The Law Society of England and Wales has submitted its response to the Senior President of Tribunals’ consultation on panel composition in the Employment Tribunals and the Employment Appeal Tribunal, which closes today (27 April).

“Our overriding priority is that the Employment Tribunal backlog is tackled so that employees and employers can get much swifter resolutions,” said Law Society president Lubna Shuja.

“We therefore support improvement in the ability to utilise judicial resources, as long as justice is achieved.

“The default position should be that those cases which are highly technical should be heard by judges on their own. The decisions made in such cases are normally heavily based on legal interpretation and the absence of lay members from such cases will not have an adverse impact on the delivery of justice.

“For those cases which are based around working relationships and industry practices the default should be that they are heard by a panel of one judge and two lay members. This would include most unfair dismissal cases.

“Lay panel members are likely to be closer to the world of employment/industry than a judge. This makes them well placed to contribute effectively to the assessment of the reasonableness of an employer’s actions.”

Data for December 2022 showed 50,518 outstanding Employment Tribunal cases compared to 47,041 in December 2021, with the backlog rising steadily month after month.

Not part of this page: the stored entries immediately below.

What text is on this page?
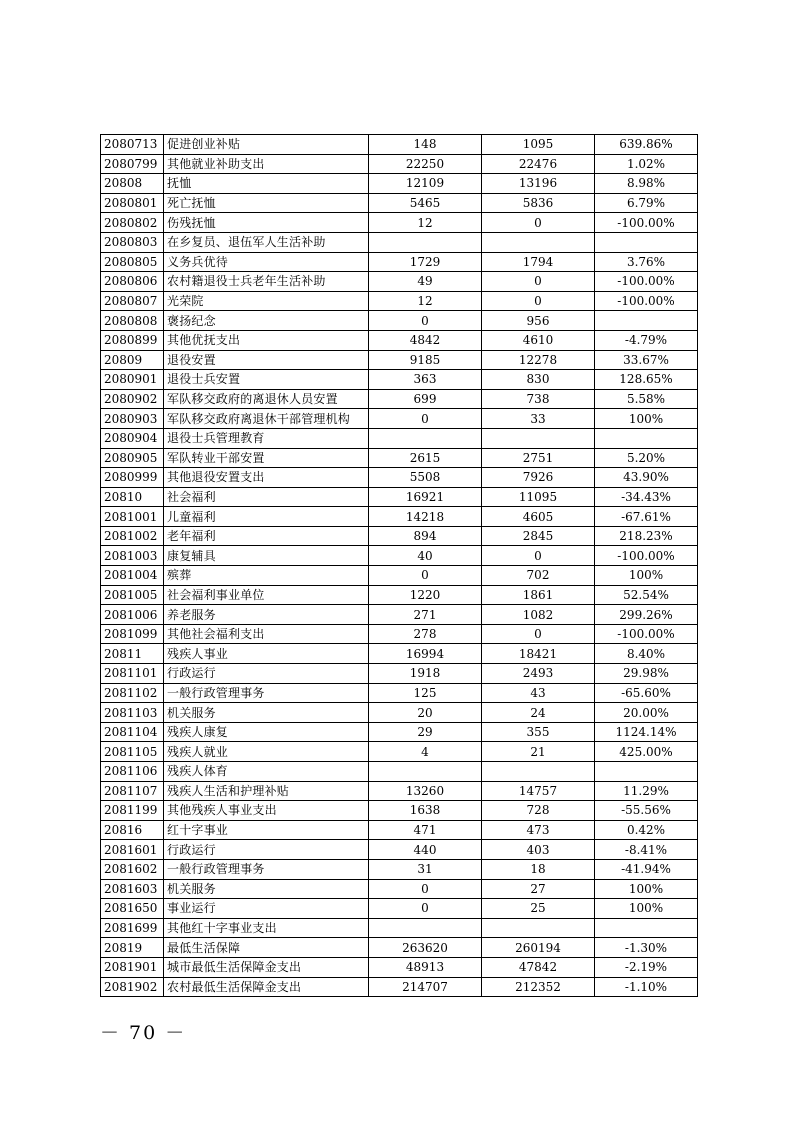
2080713	促进创业补贴	148	1095	639.86%
2080799	其他就业补助支出	22250	22476	1.02%
20808	抚恤	12109	13196	8.98%
2080801	死亡抚恤	5465	5836	6.79%
2080802	伤残抚恤	12	0	-100.00%
2080803	在乡复员、退伍军人生活补助			
2080805	义务兵优待	1729	1794	3.76%
2080806	农村籍退役士兵老年生活补助	49	0	-100.00%
2080807	光荣院	12	0	-100.00%
2080808	褒扬纪念	0	956	
2080899	其他优抚支出	4842	4610	-4.79%
20809	退役安置	9185	12278	33.67%
2080901	退役士兵安置	363	830	128.65%
2080902	军队移交政府的离退休人员安置	699	738	5.58%
2080903	军队移交政府离退休干部管理机构	0	33	100%
2080904	退役士兵管理教育			
2080905	军队转业干部安置	2615	2751	5.20%
2080999	其他退役安置支出	5508	7926	43.90%
20810	社会福利	16921	11095	-34.43%
2081001	儿童福利	14218	4605	-67.61%
2081002	老年福利	894	2845	218.23%
2081003	康复辅具	40	0	-100.00%
2081004	殡葬	0	702	100%
2081005	社会福利事业单位	1220	1861	52.54%
2081006	养老服务	271	1082	299.26%
2081099	其他社会福利支出	278	0	-100.00%
20811	残疾人事业	16994	18421	8.40%
2081101	行政运行	1918	2493	29.98%
2081102	一般行政管理事务	125	43	-65.60%
2081103	机关服务	20	24	20.00%
2081104	残疾人康复	29	355	1124.14%
2081105	残疾人就业	4	21	425.00%
2081106	残疾人体育			
2081107	残疾人生活和护理补贴	13260	14757	11.29%
2081199	其他残疾人事业支出	1638	728	-55.56%
20816	红十字事业	471	473	0.42%
2081601	行政运行	440	403	-8.41%
2081602	一般行政管理事务	31	18	-41.94%
2081603	机关服务	0	27	100%
2081650	事业运行	0	25	100%
2081699	其他红十字事业支出			
20819	最低生活保障	263620	260194	-1.30%
2081901	城市最低生活保障金支出	48913	47842	-2.19%
2081902	农村最低生活保障金支出	214707	212352	-1.10%
－ 70 －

Cases are often listed for hearing more than 12 months from when the request was first made, while more complex claims can take more than two years to get a judgment.

“We disagree with there being a power to direct that a case be heard by a panel of two judges,” added Lubna Shuja.

“Having two judges could lead to a split decision, which would cause a delay in getting a resolution to a case. In particularly complex cases a judge could sit with two lay members who have expertise in the matters that need to be decided.

“Given the scarcity of judges and the spiralling backlog, it is a better use of resources to have two judges hearing two different cases.”